Pas facile de se mettre à l’écriture quand dans sa famille, on ne sait pas lire, quand dans le village, on préfère conter des histoires d’oraliture. Pourtant, les auteurs de talent sont nombreux dans l’archipel. Comment perçoivent-ils leur rôle ? Le cas Toihiri. Un article paru dans le numéro 24 du journal Kashkazi.
Premier comorien à avoir publié un roman il y a 40 ans, Mohamed Toihiri fait figure de leader et aussi de modèle en littérature aux Comores. Pas facile à porter… D’où lui est venue cette idée d’écrire ? Cette idée saugrenue pourrait-on ajouter dans un archipel d’oraliture. C’est une question difficile à laquelle les auteurs ont souvent du mal à répondre. Alors, on cherche dans sa mémoire.
« L’écriture est venue en moi depuis tout jeune », se souvient Mohamed Toihiri. Des portraits de ses camarades – dont celui du Petit Voleur- à l’école, un journal de bord à l’adolescence… Mais la « révélation » date de ses premières années de fac, à Bordeaux, dans les années 1970 ; de ses lectures de Césaire, Senghor, Hugues, « ces auteurs succulents » négro-africains qu’il n’avait pu lire dans son île. « Ce qu’ils écrivaient, c’est ce que je vivais aux Comores. Je me suis dit que nous vivions les mêmes choses, que moi aussi, je pourrais le raconter. Il y avait quelque chose d’orgueilleux dans cela. Je n’en avais pas conscience, mais je me disais : « Il n’y a pas d’écrivains chez nous, alors que ce que dit Camara Laye[1], j’aurais pu l’écrire ! »

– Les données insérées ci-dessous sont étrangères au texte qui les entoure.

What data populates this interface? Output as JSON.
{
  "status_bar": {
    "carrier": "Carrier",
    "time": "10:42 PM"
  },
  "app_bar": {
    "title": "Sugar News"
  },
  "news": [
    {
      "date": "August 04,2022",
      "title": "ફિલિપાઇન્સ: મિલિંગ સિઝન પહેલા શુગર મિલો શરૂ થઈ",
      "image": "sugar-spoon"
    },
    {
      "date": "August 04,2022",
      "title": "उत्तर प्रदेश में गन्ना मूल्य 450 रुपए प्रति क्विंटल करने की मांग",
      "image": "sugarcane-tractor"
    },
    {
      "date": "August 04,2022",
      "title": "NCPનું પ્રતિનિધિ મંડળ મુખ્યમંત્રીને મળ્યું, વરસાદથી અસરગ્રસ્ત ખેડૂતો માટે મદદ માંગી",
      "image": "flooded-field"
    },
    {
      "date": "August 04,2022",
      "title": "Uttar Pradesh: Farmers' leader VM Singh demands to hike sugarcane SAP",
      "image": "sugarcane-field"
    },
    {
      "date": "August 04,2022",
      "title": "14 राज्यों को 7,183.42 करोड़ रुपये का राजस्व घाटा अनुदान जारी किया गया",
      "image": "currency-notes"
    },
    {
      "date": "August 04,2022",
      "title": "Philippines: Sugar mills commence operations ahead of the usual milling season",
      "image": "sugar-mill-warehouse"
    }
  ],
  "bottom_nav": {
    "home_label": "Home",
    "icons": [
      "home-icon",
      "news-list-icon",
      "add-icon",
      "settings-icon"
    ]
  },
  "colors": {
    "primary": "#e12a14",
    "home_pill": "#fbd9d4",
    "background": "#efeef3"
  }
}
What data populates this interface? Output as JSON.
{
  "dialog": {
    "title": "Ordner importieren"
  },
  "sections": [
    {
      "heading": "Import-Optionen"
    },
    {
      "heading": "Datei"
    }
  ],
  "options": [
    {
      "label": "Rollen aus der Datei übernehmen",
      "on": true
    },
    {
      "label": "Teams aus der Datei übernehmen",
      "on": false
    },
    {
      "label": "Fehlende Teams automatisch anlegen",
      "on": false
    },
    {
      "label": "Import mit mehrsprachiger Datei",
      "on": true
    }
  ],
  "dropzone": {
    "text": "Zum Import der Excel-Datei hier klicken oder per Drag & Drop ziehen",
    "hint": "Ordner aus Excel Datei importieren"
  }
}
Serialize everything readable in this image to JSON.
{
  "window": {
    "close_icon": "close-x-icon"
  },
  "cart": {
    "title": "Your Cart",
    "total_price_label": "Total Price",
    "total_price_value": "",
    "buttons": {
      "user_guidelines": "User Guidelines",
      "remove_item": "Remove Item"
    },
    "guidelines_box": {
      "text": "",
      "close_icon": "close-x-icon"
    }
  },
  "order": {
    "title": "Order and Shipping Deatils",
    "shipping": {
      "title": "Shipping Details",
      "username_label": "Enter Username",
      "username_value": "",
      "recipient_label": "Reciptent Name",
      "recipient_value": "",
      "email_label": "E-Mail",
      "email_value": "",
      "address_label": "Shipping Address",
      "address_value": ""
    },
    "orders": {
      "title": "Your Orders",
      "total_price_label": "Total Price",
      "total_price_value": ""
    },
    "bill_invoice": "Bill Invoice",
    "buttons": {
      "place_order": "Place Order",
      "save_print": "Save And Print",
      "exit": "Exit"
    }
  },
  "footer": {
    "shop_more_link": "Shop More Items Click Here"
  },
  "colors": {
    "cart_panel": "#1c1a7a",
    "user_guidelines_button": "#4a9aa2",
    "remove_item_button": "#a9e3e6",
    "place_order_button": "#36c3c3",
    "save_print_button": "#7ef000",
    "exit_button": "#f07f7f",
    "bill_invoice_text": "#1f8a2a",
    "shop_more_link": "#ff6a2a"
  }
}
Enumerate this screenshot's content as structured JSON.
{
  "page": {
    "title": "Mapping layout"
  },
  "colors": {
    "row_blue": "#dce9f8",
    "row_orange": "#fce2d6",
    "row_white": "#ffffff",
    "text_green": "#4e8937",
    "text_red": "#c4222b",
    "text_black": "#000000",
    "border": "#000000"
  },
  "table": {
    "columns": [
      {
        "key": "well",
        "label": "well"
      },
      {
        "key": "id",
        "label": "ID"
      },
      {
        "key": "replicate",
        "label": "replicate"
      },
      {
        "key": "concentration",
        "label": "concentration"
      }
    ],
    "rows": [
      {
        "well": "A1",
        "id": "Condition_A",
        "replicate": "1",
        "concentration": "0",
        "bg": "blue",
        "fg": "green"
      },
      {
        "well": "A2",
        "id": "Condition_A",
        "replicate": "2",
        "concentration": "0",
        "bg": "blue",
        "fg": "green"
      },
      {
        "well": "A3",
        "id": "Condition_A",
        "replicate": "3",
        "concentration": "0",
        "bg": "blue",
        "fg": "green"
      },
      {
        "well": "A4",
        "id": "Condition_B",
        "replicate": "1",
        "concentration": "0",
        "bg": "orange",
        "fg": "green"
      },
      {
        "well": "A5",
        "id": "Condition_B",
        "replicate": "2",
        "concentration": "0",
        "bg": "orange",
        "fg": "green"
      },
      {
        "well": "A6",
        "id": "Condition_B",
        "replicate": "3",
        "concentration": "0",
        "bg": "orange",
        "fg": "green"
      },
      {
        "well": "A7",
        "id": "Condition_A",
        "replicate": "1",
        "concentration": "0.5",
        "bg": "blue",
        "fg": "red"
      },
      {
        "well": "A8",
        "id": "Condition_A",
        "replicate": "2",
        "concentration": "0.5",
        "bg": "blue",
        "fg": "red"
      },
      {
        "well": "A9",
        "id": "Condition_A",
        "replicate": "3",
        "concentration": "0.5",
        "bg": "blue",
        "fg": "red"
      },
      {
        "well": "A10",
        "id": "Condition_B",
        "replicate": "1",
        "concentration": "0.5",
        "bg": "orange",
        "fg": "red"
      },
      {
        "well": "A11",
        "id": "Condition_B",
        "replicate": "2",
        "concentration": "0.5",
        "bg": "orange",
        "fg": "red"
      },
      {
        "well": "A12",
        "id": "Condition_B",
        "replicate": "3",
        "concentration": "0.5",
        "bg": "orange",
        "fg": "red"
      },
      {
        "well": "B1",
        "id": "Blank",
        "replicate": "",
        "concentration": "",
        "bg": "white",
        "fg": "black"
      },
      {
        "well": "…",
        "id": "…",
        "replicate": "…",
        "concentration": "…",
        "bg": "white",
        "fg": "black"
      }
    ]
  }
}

Désir de se comparer, montrer que « nous, les Comoriens », on est capable de… Ainsi, celui qu’on ne qualifiera pas de père de la littérature comorienne car il n’aime pas cette expression – « un père en Afrique, c’est souvent un infanticide » dit-il. « Regardez aux Comores, le père de la révolution (Soilihi, ndlr), le père de la démocratie (Djohar, ndlr), le père de l’Indépendance (Abdallah, ndlr) … Qu’a apporté ce dernier sinon les mercenaires ? » – ouvrait le bal des écrivains. Père, premier, précurseur… Il s’en fout un peu de ces termes, même si l’image n’est pas infondée, tant sa plume semble inspirer celle de ses « enfants ». Provocateur lui va mieux. Rebelle, comme tant d’auteurs comoriens ? « Je ne me perçois pas comme un rebelle. Mais je peux être marginal. Pour écrire, il faut vouloir être heureux dans le sens du bonheur personnel, mais pas social. » Passer outre le conformisme. Voilà une définition qui correspond bien à cet homme chaleureux mais acerbe dans sa prose. Une définition qui colle bien à pas mal d’auteurs d’ailleurs.


Toihiri reçu au Muzdalifa House à Moroni autour de son oeuvre. Le premier roman…
« Quand je vois certains auteurs comoriens, je me dis qu’ils sont tout sauf rebelles. Mais quand je lis Nassur Attoumani ou Saindoune Ben Ali, là je me dis qu’il faut être un peu rebelle pour écrire. Mais on l’est sans le savoir. C’est juste une position, qui consiste à savoir dire non, alors que les Comoriens disent tout le temps oui », analyse-t-il. Avant d’ajouter : « Il faut accepter que les gens disent qu’on n’est pas comme les autres. » Ce qui n’est pas aisé dans cette société « si conformiste », si « hypocrite », cette « société permissive » sur laquelle on a délicatement passé un coup de vernis musulman, pense-t-il. Mais s’il écrit, ce n’est pas pour remplir une mission d’agitateur de la société, assure-t-il. « Le rôle de l’auteur dans la société vient après. C’est après mon premier ouvrage que je me suis aperçu qu’on n’écrit pas impunément. On joue un rôle social malgré soi. A l’époque de « La République des imberbes », il y avait eu des réactions très tranchées. » Comment en serait-il autrement ?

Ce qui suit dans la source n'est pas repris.